Problem 3: DaemonSet Pod Stuck in Terminating

# Force delete a stuck Pod (use only if node is confirmed unreachable)
kubectl delete pod fluentd-abc123 -n logging --grace-period=0 --force

# If the node itself is gone, remove its entry from the cluster
kubectl delete node dead-worker-node-07

Problem 4: Resource Contention Between DaemonSets

On nodes with many DaemonSets, the cumulative overhead can crowd out application Pods. Audit total DaemonSet overhead:

# Sum all DaemonSet resource requests on a node
kubectl describe node worker-node-01 | grep -A 40 "Allocated resources"

# List all DaemonSets and their replica counts
kubectl get daemonset --all-namespaces

# Total Pods-per-node overhead check
kubectl get pods --all-namespaces -o wide \
  --field-selector spec.nodeName=worker-node-01 | grep -E "logging|monitoring|security"

Problem 5: New Node Not Getting DaemonSet Pod

If a node was added with a taint and the DaemonSet tolerations don't cover it, no Pod is created.
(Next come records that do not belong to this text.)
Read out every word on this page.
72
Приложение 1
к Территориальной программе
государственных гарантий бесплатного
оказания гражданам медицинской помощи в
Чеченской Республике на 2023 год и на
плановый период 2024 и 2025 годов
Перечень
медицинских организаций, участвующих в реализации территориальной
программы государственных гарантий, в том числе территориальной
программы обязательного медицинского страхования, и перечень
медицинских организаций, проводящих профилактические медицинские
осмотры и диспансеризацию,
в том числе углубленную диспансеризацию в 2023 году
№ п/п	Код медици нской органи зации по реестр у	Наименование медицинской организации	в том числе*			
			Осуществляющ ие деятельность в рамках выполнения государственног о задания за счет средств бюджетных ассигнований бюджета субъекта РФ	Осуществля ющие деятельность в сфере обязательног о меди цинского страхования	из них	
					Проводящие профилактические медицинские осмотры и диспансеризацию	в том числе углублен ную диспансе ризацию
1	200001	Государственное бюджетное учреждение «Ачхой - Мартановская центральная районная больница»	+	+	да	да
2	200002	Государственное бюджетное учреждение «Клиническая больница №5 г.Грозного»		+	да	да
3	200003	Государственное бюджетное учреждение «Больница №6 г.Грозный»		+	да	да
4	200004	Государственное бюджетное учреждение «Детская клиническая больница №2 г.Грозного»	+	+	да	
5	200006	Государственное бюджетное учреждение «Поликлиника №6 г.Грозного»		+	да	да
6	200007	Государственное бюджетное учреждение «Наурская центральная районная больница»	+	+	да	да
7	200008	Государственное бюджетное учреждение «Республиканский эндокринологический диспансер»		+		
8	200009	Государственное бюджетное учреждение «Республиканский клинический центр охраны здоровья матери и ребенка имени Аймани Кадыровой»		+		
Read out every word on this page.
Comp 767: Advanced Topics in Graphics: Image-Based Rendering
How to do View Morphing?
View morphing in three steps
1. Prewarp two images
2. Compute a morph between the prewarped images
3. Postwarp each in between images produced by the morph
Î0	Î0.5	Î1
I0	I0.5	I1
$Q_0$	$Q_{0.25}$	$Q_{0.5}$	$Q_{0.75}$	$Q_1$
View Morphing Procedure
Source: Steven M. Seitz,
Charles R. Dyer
Also check if the DaemonSet's nodeSelector requires a label that the new node does not have:

# Label the new node to match the DaemonSet nodeSelector
kubectl label node new-worker-node-12 \
  kubernetes.io/os=linux \
  node-role.kubernetes.io/worker=true

# Verify the DaemonSet schedules a Pod within ~30 seconds
kubectl get pods -n monitoring -l app=node-agent -o wide -w

For a full guide on Kubernetes internals that affect scheduling, see the Kubernetes Complete Guide.

Summary

Kubernetes DaemonSets are a foundational primitive for running per-node infrastructure. Key takeaways from this guide:

  • DaemonSet vs Deployment: Use DaemonSets when you need exactly one agent per node, not N replicas for load distribution.
  • Tolerations are critical: Without the right tolerations, your DaemonSet won't run on control-plane, GPU, or tainted nodes — causing invisible monitoring gaps.
  • nodeSelector / nodeAffinity: Scope DaemonSets to specific node pools (e.g., GPU nodes for GPU metrics, worker nodes only for app-level log agents).
  • RollingUpdate is safe: Set maxUnavailable: 1 for a cautious rollout; use OnDelete when you want fully manual control.
  • PriorityClass protects agents: Assign system-node-critical to CNI/CSI and a custom high-priority class to your observability agents to prevent eviction under pressure.
  • Limit host access: Only enable hostPID, hostNetwork, and privileged when genuinely required. Pair with RBAC and Pod Security Admission.
  • Resource right-sizing: DaemonSet overhead is multiplied by node count — a 50 Mi request on 200 nodes is 10 Gi of reserved cluster memory. Profile before setting limits.

With these patterns, you can build a robust observability and security foundation that automatically extends to every node in your cluster — today and as your infrastructure scales.